Un gruppo internazionale di studiosi, del quale fanno parte ricercatori dell’Università di Siena (Annamaria Ronchitelli e Stefano Ricci) e di Firenze (David Caramelli e Martina Lari), analizzando il genoma di cinquantuno individui vissuti in Europa, tra 45.000 e 7.000 anni fa, prima dell’introduzione dell’agricoltura, ha prodotto un circostanziata descrizione della storia genetica dell’uomo europeo vissuto durante l’era glaciale.

I risultati della ricerca, che ha ampliato di dieci volte il campione di Dna antico appartenente alle popolazioni di cacciatori raccoglitori europee, sono stati di recente pubblicati dalla rivista scientifica Nature.

Tre dei campioni fossili provengono da Grotta Paglicci in Puglia, dove Annamaria Ronchitelli del Dipartimento di Scienze Fisiche, della Terra e dell’Ambiente dell’Università di Siena coordina le ricerche in collaborazione con la Soprintendenza Archeologia della Puglia. L’analisi genetica di questi reperti è a cura del Laboratorio di Antropologia Molecolare e Paleogenetica dell’Università di Firenze, diretto da David Caramelli del Dipartimento di Biologia.

L’enorme quantità di informazioni raccolte dall’esame dei resti umani ha reso possibile il monitoraggio dei cambiamenti genetici intervenuti in oltre 30.000 anni di storia e il loro rapporto con le trasformazioni culturali.
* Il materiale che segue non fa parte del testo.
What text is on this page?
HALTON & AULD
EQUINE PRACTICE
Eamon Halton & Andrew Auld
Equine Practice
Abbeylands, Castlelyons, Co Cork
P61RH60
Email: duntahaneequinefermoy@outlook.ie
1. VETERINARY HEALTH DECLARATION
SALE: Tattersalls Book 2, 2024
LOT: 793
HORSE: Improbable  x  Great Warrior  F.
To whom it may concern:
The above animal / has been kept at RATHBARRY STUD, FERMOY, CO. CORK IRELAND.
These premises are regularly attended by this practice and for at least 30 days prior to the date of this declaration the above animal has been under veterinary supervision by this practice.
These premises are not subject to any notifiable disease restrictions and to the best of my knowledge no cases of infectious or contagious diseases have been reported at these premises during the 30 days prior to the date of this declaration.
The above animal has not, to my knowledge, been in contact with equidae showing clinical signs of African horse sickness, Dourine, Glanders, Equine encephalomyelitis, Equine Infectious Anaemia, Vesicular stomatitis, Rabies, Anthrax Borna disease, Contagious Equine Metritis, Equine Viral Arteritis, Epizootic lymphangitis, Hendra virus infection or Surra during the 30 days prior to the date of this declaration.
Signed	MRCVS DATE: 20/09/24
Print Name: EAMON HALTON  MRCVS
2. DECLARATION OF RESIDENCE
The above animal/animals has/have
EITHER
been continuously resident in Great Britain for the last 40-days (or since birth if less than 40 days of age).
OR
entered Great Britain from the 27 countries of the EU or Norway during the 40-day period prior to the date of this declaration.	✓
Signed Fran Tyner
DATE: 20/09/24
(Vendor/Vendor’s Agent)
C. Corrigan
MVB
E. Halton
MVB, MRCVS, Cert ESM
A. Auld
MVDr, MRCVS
Lo studio ha confermato con maggiore chiarezza il declino del Dna neandertaliano presente nel genoma moderno. In particolare, nei campioni analizzati gli studiosi hanno rilevato un valore tra il 3 e il 6 per cento di DNA neandertaliano, che nell'umanità attuale si è ridotto intorno al 2 per cento in quanto  “evolutivamente svantaggioso”.

Inoltre, lo studio ha fatto emergere che uno dei ceppi a cui appartenevano i primi abitanti europei, che sembrava essersi estinto intorno a 33mila anni fa, sostituito da un ceppo successivo, è invece riapparso in alcuni campioni risalenti alla fine del massimo glaciale, circa 20.000 anni fa.

Un’altra importante scoperta evidenzia la comparsa, già 14.000 anni fa, di una nuova componente genetica attualmente presente nelle popolazioni del Vicino Oriente e introdotta probabilmente da quelle aree in Europa attraverso un flusso migratorio favorito dal riscaldamento climatico.

Sempre dall’esame del Dna, è provato nello stesso periodo un contatto con popolazioni dell'Estremo Oriente, che ha portato a un’ulteriore trasformazione del paesaggio umano europeo.

Allo studio hanno collaborato università e enti di ricerca di tutto il mondo sotto la supervisione di David Reich (Harvard Medical School), Svante Pääbo (Max Planck Institute di Lipsia) e Johannes Krause (Università di Tubinga).